Friday, August 15, 2008

Domrition of the Theotokos

Blessed Feast of the Dormition of the Theotokos! This is one of the Twelve Great Feasts in the Byzantine tradition, and the last feast for Our Lady before the start of the new liturgical year. In fact, I think the Byzantine litrugical year follows Mary on her journey with Christ. The first feast of the year commemorates her birth, on September 8, and the year continues through all her life in relation to Christ. If we can follow Mary on our own journey, we will be close to the Lord, as she was. As far as the "historical" account of Our Lady's dormition (or "falling asleep"), here is an excerpt from regarding such things:
We have no reliable historical documents about how Mary's life came to end. Some say she died in Ephesus where she lived with St. John the Apostle. Our Liturgical texts say she died in Jerusalem. But that is not proven anywhere - it is only popular belief. It is our 'Tradition' and not an article of faith that is equal to the Incarnation or Resurrection of Christ. It just exists in the living memory of the Church, a memory which is especially strong in the Eastern Church. Our emphasis on the 'Dormition' of the Virgin, that is, her passing from life to death to eternal life in Christ parallels our approach to the Resurrection of Christ. Mary is Christ's first and greatest disciple, and as any good disciple, she imitates the Lord and teacher. She knew her own passion ("a sword shall pierce your heart") and, now, death and resurrection. God could not allow the body of the Mother of God, the flesh which had given Christ flesh, to know corruption, so the angels came to bring Mary to heaven with her body. There were witnesses to Christ's Ascension, and it is told in Scripture. There is no proof of Mary's ascent, which we call her Assumption. However, the Church Fathers have always held that this honor was given to Mary, and that now, she is glorified in heaven, in the body.

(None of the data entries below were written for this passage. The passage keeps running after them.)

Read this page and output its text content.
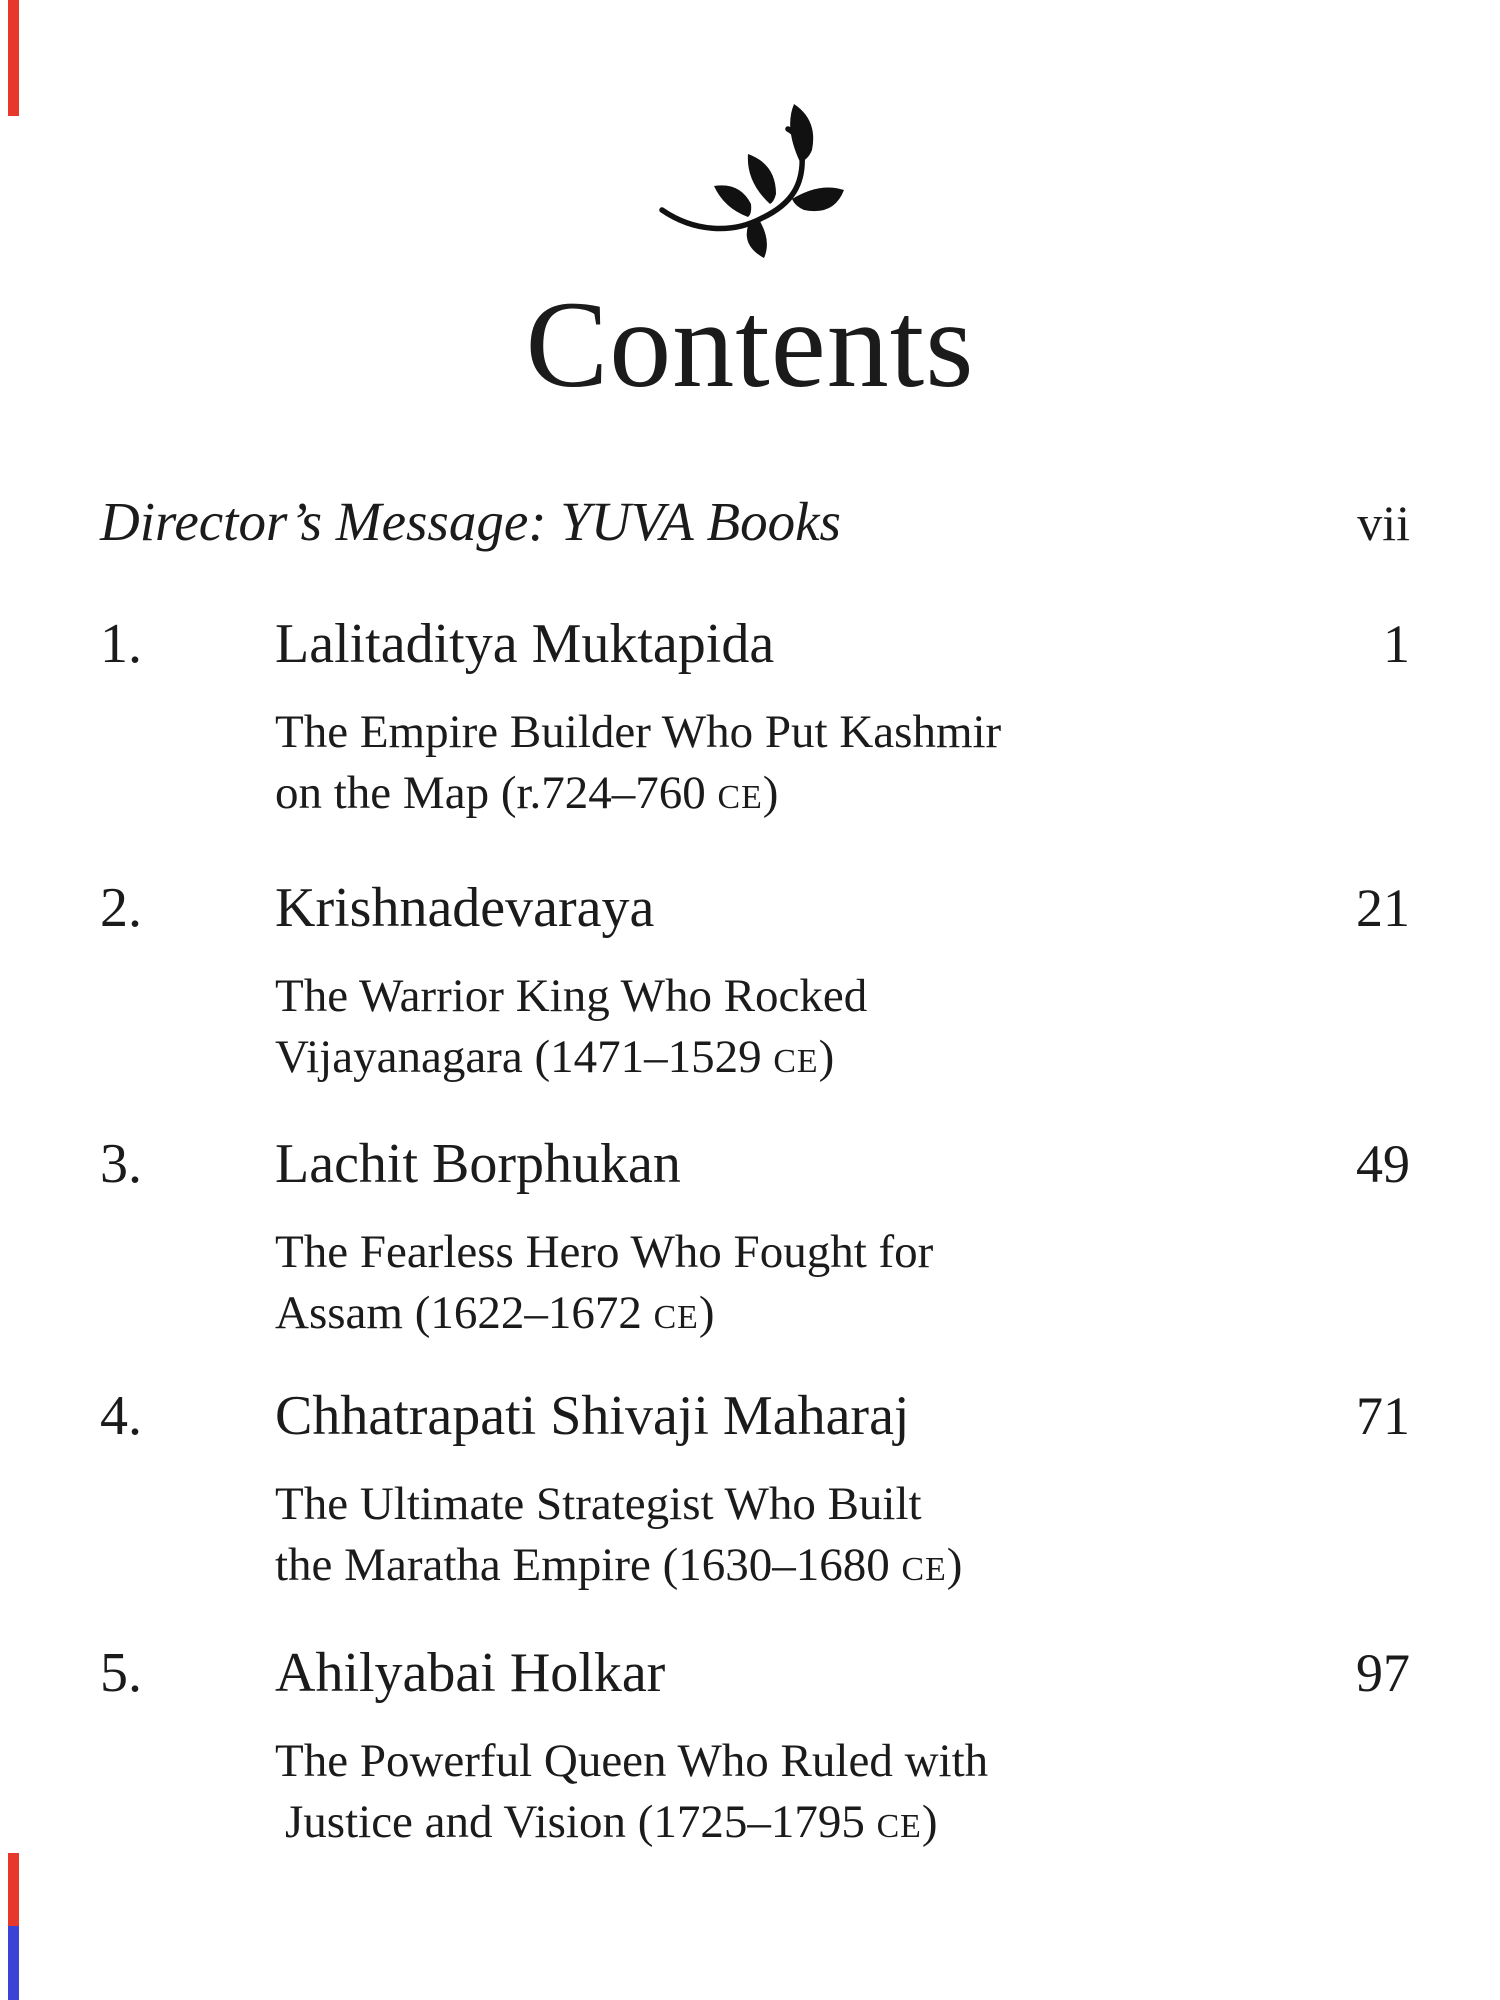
Contents
Director’s Message: YUVA Books	vii
1.	Lalitaditya Muktapida	1
The Empire Builder Who Put Kashmir
on the Map (r.724–760 CE)
2.	Krishnadevaraya	21
The Warrior King Who Rocked
Vijayanagara (1471–1529 CE)
3.	Lachit Borphukan	49
The Fearless Hero Who Fought for
Assam (1622–1672 CE)
4.	Chhatrapati Shivaji Maharaj	71
The Ultimate Strategist Who Built
the Maratha Empire (1630–1680 CE)
5.	Ahilyabai Holkar	97
The Powerful Queen Who Ruled with
Justice and Vision (1725–1795 CE)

I guess the important thing is that she was the first and best of Christ's disciples, and that she has been honored in a special way in heaven because of her faithful life. Tradition holds that St. Thomas, characteristically absent at Mary's death, wanted to see her body. When they went to her tomb, only flowers filled the place where she was laid. For this reason, Byzantines bring flowers to church on this feast to have them blessed. The Byzantine gospel for the day is from Luke, the story of Lazarus' sisters, Matha and Mary, when Jesus comes to their house. I'm sure you're familiar with it, Martha is hosting--as a good Palestinian woman ought--and Mary is sitting at the feet of the Lord, listening. Jesus tells Martha: "You are anxious and troubled about many things; one thing is needful. Mary has chosen the good portion, which shall not be taken away from her" (cf Lk 10:32-48). (However, in the gospel of John, Martha's faith in the Lord shines through as she goes to greet the Lord after her brother has died.) It may seem strange to have a gospel about a different Mary on the Feast of the Dormition, but these two sisters clearly demonstrate faithful discipleship, listening to and serving the Lord. Mary, the Theotokos, was the first and best disciple of Christ.
More honorable than the Cherubim and beyond compare more glorious than the Seraphim who, a virgin, gave birth to God the Word you truly the Theotokos, we magnify!